When composing a diet, it is important to remember the inclusion in the diet of foods rich in vitamin E (vegetable oils), C (rosehip, sweet pepper, currant), And beta-carotene (liver, butter, sweet pepper), (fish products), (beef liver, buckwheat) and bioflavonoid (currants).

  1. Calcium. The diet should be enriched with food sources of calcium (cheese, fermented milk products, etc.) that have anti-inflammatory and antiallergic action.
  2. Zinc. In psoriasis, it is important to consider the flow of food of zinc, which depends the production of protein needed for wound healing, enhance immunity and antioxidant protection.

Skin care in psoriasis

skin care in psoriasis

In psoriasis the skin becomes dry and rough, Horny layer of the epidermis is greatly thickened. Violation of cellular processes leads to the fact that the skin is increasingly difficult to retain moisture, it undergoes dehydration. Therefore for psoriasis are advised to use emollients that make the skin more pliable.

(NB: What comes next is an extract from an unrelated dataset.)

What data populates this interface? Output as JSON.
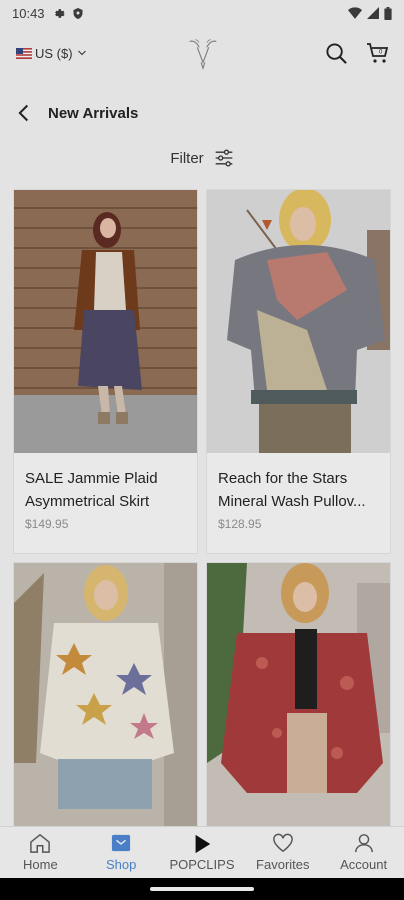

How to change the properties of the skin affected by psoriasis?

For skin affected by psoriasis, is characterized by accelerated renewal of the epidermis. The norm for a full update of epidermal cells take 3-4 weeks, but in psoriasis it takes only 4-7 days. Due to dehydration skin becomes dry and less elastic. In addition, it becomes prone to inflammation, therefore, plaques that appear on different parts of the body, especially on hands, feet, torso and scalp have a reddish color. Usually plaques covered with thin white scales. Psoriasis is a chronic disease that occurs usually after 15 years.